October 20, 2011

Occupy Wall Street

Most people think the phrase, “It takes money to make money” to be a truism, and in doing so they make apparent their belief that the economic rules regulating our world are rigged.  Statistics seem to prove this view out.  Over the last decade, the wealthy have gotten richer, while the middle-class have lost net worth through diminished home equity and 401K balances.  While many Tea Party members believe this to be unfair, they think our government is part of the problem, and they're so steeped in cynicism that many aim for the dismantling of our government, despite its duty to protect and defend. They cheer when Grover Nordquist says we must drown the government in a bathtub and they fight against nearly all regulation, believing that government is best when it stays out of the way.

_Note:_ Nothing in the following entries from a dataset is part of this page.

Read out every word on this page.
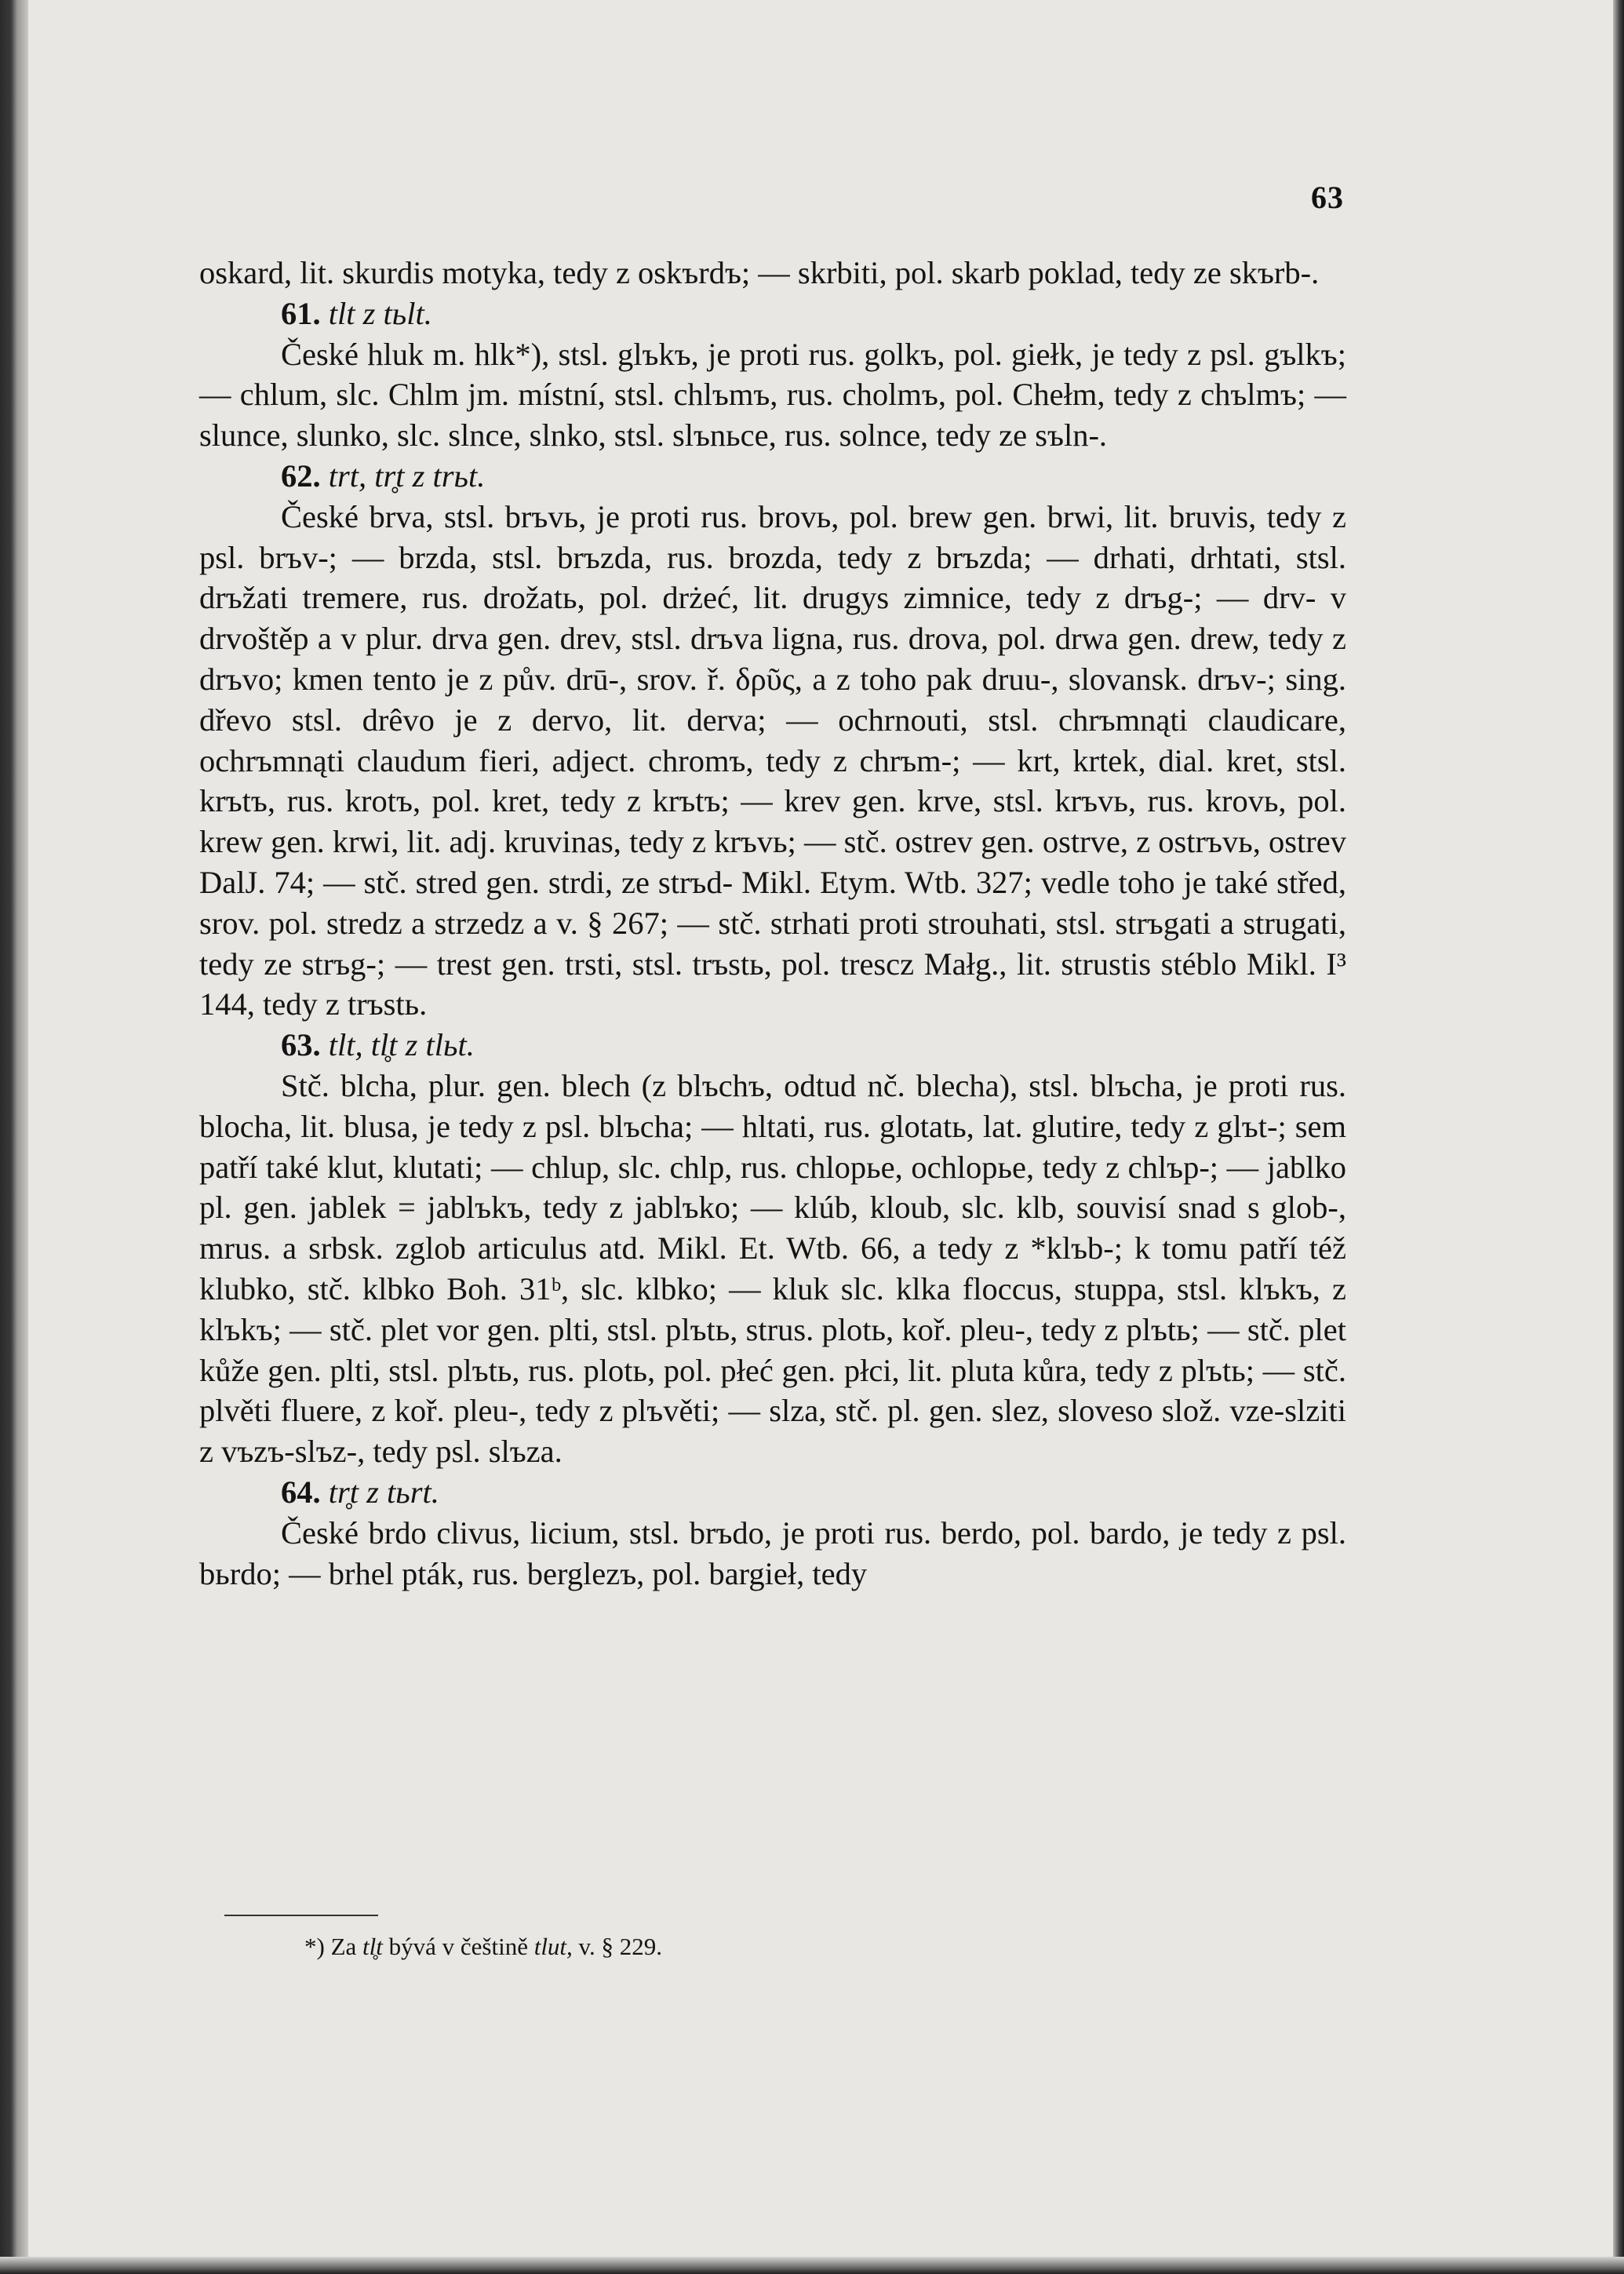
63

oskard, lit. skurdis motyka, tedy z oskъrdъ; — skrbiti, pol. skarb poklad, tedy ze skъrb-.

61. tlt z tьlt.

České hluk m. hlk*), stsl. glъkъ, je proti rus. golkъ, pol. giełk, je tedy z psl. gъlkъ; — chlum, slc. Chlm jm. místní, stsl. chlъmъ, rus. cholmъ, pol. Chełm, tedy z chъlmъ; — slunce, slunko, slc. slnce, slnko, stsl. slъnьce, rus. solnce, tedy ze sъln-.

62. trt, tr̥t z trьt.

České brva, stsl. brъvь, je proti rus. brovь, pol. brew gen. brwi, lit. bruvis, tedy z psl. brъv-; — brzda, stsl. brъzda, rus. brozda, tedy z brъzda; — drhati, drhtati, stsl. drъžati tremere, rus. drožatь, pol. drżeć, lit. drugys zimnice, tedy z drъg-; — drv- v drvoštěp a v plur. drva gen. drev, stsl. drъva ligna, rus. drova, pol. drwa gen. drew, tedy z drъvo; kmen tento je z pův. drū-, srov. ř. δρῦς, a z toho pak druu-, slovansk. drъv-; sing. dřevo stsl. drêvo je z dervo, lit. derva; — ochrnouti, stsl. chrъmnąti claudicare, ochrъmnąti claudum fieri, adject. chromъ, tedy z chrъm-; — krt, krtek, dial. kret, stsl. krъtъ, rus. krotъ, pol. kret, tedy z krъtъ; — krev gen. krve, stsl. krъvь, rus. krovь, pol. krew gen. krwi, lit. adj. kruvinas, tedy z krъvь; — stč. ostrev gen. ostrve, z ostrъvь, ostrev DalJ. 74; — stč. stred gen. strdi, ze strъd- Mikl. Etym. Wtb. 327; vedle toho je také střed, srov. pol. stredz a strzedz a v. § 267; — stč. strhati proti strouhati, stsl. strъgati a strugati, tedy ze strъg-; — trest gen. trsti, stsl. trъstь, pol. tresсz Małg., lit. strustis stéblo Mikl. I³ 144, tedy z trъstь.

63. tlt, tl̥t z tlьt.

Stč. blcha, plur. gen. blech (z blъchъ, odtud nč. blecha), stsl. blъcha, je proti rus. blocha, lit. blusa, je tedy z psl. blъcha; — hltati, rus. glotatь, lat. glutire, tedy z glъt-; sem patří také klut, klutati; — chlup, slc. chlp, rus. chlopьe, ochlopьe, tedy z chlъp-; — jablko pl. gen. jablek = jablъkъ, tedy z jablъko; — klúb, kloub, slc. klb, souvisí snad s glob-, mrus. a srbsk. zglob articulus atd. Mikl. Et. Wtb. 66, a tedy z *klъb-; k tomu patří též klubko, stč. klbko Boh. 31ᵇ, slc. klbko; — kluk slc. klka floccus, stuppa, stsl. klъkъ, z klъkъ; — stč. plet vor gen. plti, stsl. plъtь, strus. plotь, koř. pleu-, tedy z plъtь; — stč. plet kůže gen. plti, stsl. plъtь, rus. plotь, pol. płeć gen. płci, lit. pluta kůra, tedy z plъtь; — stč. plvěti fluere, z koř. pleu-, tedy z plъvěti; — slza, stč. pl. gen. slez, sloveso slož. vze-slziti z vъzъ-slъz-, tedy psl. slъza.

64. tr̥t z tьrt.

České brdo clivus, licium, stsl. brъdo, je proti rus. berdo, pol. bardo, je tedy z psl. bьrdo; — brhel pták, rus. berglezъ, pol. bargieł, tedy

*) Za tl̥t bývá v češtině tlut, v. § 229.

Now the same people are criticizing the Occupy Wall Street movement, which protests the economic reality that says the wealthy need not shoulder a commensurate obligation to maintain the nation's well-being.  Why conservatives choose to protect Wall Street interests can only be explained by their need for the campaign contributions big business lavishes on its cronies.  But here's their dilemma: They must either 1) acknowledge that there's something wrong about bankers getting bailed out while regular people get foreclosed upon and do something about it, or 2) argue that the perception is incorrect.  The former will require regulation from a government that they demand to be less intrusive, and the latter can't be advisable, since the belief that our system is corrupt is central to the Tea Party's suspicious worldview.  

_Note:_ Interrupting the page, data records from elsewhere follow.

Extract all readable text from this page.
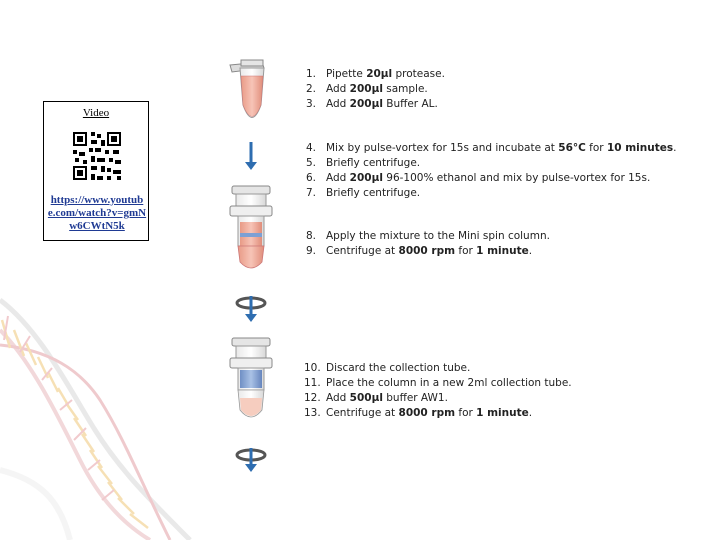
Video
https://www.youtube.com/watch?v=gmNw6CWtN5k
1. Pipette 20µl protease.
2. Add 200µl sample.
3. Add 200µl Buffer AL.
4. Mix by pulse-vortex for 15s and incubate at 56°C for 10 minutes.
5. Briefly centrifuge.
6. Add 200µl 96-100% ethanol and mix by pulse-vortex for 15s.
7. Briefly centrifuge.
8. Apply the mixture to the Mini spin column.
9. Centrifuge at 8000 rpm for 1 minute.
10. Discard the collection tube.
11. Place the column in a new 2ml collection tube.
12. Add 500µl buffer AW1.
13. Centrifuge at 8000 rpm for 1 minute.
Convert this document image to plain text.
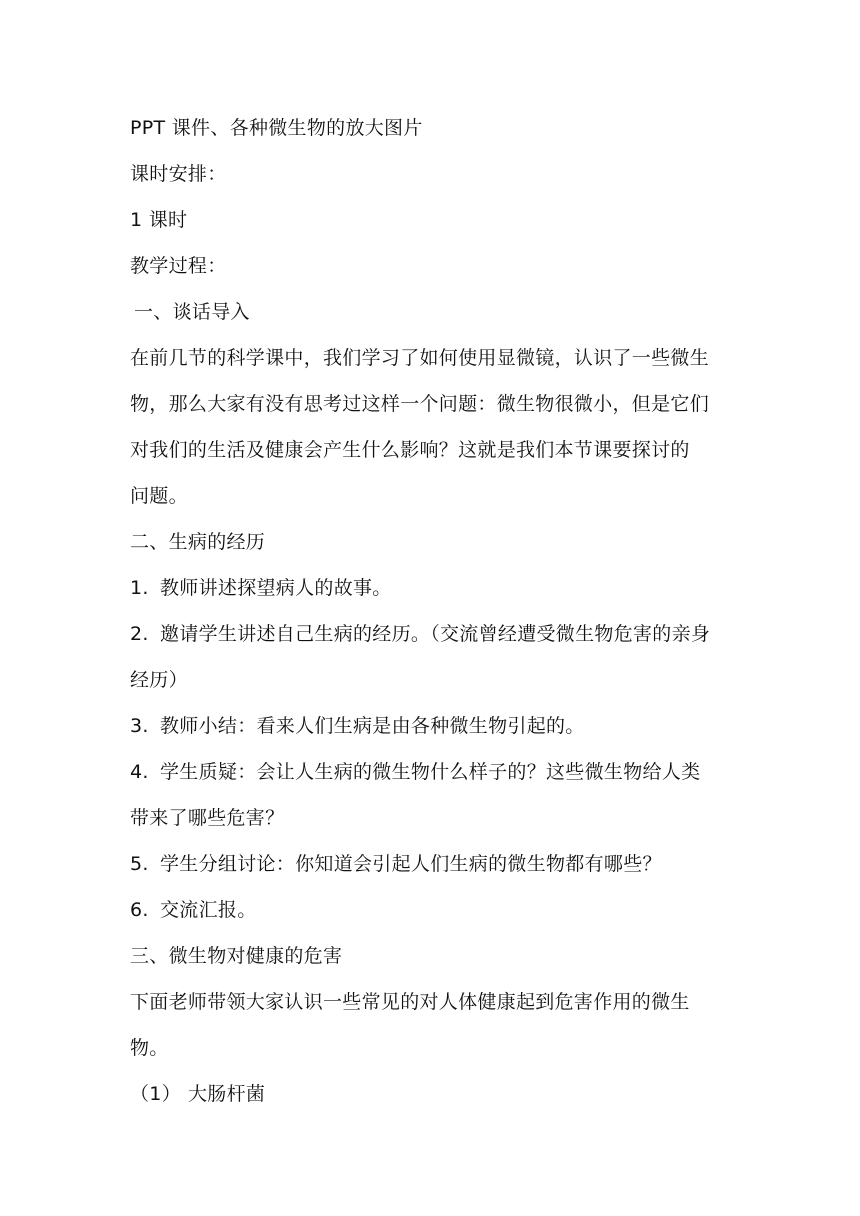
PPT 课件、各种微生物的放大图片
课时安排：
1 课时
教学过程：
一、谈话导入
在前几节的科学课中，我们学习了如何使用显微镜，认识了一些微生
物，那么大家有没有思考过这样一个问题：微生物很微小，但是它们
对我们的生活及健康会产生什么影响？这就是我们本节课要探讨的
问题。
二、生病的经历
1. 教师讲述探望病人的故事。
2. 邀请学生讲述自己生病的经历。（交流曾经遭受微生物危害的亲身
经历）
3. 教师小结：看来人们生病是由各种微生物引起的。
4. 学生质疑：会让人生病的微生物什么样子的？这些微生物给人类
带来了哪些危害？
5. 学生分组讨论：你知道会引起人们生病的微生物都有哪些？
6. 交流汇报。
三、微生物对健康的危害
下面老师带领大家认识一些常见的对人体健康起到危害作用的微生
物。
（1） 大肠杆菌
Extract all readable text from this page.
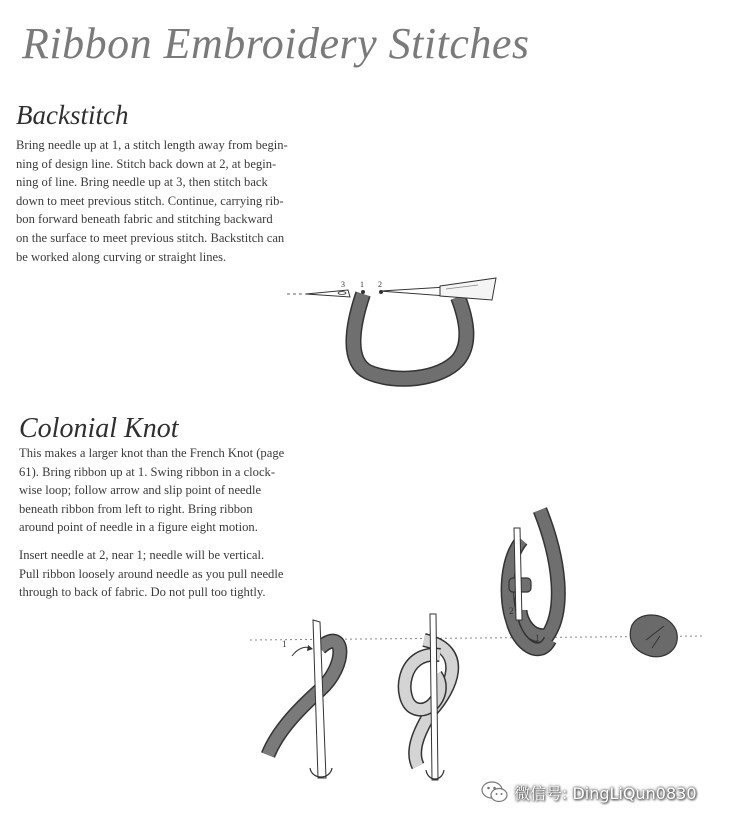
Ribbon Embroidery Stitches
Backstitch

Bring needle up at 1, a stitch length away from begin-
ning of design line. Stitch back down at 2, at begin-
ning of line. Bring needle up at 3, then stitch back
down to meet previous stitch. Continue, carrying rib-
bon forward beneath fabric and stitching backward
on the surface to meet previous stitch. Backstitch can
be worked along curving or straight lines.

Colonial Knot

This makes a larger knot than the French Knot (page
61). Bring ribbon up at 1. Swing ribbon in a clock-
wise loop; follow arrow and slip point of needle
beneath ribbon from left to right. Bring ribbon
around point of needle in a figure eight motion.

Insert needle at 2, near 1; needle will be vertical.
Pull ribbon loosely around needle as you pull needle
through to back of fabric. Do not pull too tightly.

3 1 2
1
2
1
微信号: DingLiQun0830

I was once a Wall Street banker--in fact, I was one of those guys who used to buy mortgages and turn them into various derivative instruments--but I applaud Occupy's efforts.  We, as a nation, must force corporate leaders to act responsibly and penalize them for reckless behavior that jeopardizes the livelihoods of employees and society in general.  That said, I believe Occupy's endgame is misplaced.  To say the bailout of the nation's largest banks was wrong (and that we should never do it again) is to say we must accept the consequence of a drastic loss of market liquidity and a world-wide economic collapse.  Sure, we could have punished bank CEOs by letting their institutions fail, but would that have been the right course of action for the tellers and other employees who would have lost their jobs, or the borrowers who needed loans?  Would that have been the best thing for an already weak economy that required improved market confidence to operate properly?  

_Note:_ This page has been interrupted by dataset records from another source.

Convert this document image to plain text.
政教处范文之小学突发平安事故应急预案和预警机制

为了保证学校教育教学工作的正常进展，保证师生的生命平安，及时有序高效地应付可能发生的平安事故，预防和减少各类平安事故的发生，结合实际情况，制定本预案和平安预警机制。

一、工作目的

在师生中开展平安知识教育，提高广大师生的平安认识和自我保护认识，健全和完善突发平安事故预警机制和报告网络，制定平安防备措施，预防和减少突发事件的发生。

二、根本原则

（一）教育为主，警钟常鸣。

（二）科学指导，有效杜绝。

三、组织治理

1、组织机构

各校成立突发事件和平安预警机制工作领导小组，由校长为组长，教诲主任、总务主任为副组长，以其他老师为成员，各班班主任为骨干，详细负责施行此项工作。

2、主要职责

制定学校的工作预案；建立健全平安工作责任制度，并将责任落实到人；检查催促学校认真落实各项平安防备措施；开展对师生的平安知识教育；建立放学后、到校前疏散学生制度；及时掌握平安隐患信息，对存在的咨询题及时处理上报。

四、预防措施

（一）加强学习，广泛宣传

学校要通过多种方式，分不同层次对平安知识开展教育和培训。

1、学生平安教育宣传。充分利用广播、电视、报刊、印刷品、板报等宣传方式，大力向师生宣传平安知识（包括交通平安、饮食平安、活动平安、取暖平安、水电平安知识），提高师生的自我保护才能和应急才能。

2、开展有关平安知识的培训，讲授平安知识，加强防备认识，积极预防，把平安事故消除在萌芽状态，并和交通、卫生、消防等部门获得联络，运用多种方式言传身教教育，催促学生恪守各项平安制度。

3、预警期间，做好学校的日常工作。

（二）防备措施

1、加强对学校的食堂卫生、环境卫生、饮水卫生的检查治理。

Second, I don't see how charging bank CEOs with crimes will lead to anything good.  I suspect any such effort will cost a lot of money and only demonstrate how poorly judgment had been exercised.  And as far as I know there are no laws prohibiting stupidity.  In a way, shareholders and boards of directors share much of the blame.  They approved our current system whereby a CEO is paid handsomely for taking idiotic risks that happen to work out but won't claw back compensation for decisions that backfire.  In a way, the real problem we face is accounting related.  We need to ensure that when a CEO is paid millions of dollars, the company is clean of hidden liabilities that can come back to haunt it.  In other words, CEOs should only receive significant performance bonuses after the results of their gambling are fully manifest and liabilities associated with risk taking are eliminated.  It would also help if, as is the case for many European companies, boards of directors included employee representatives.  These actions would result in more responsible behavior.  
 
If CEOs want to take huge risks that have the potential of destroying capital, let's tell them to use their own money.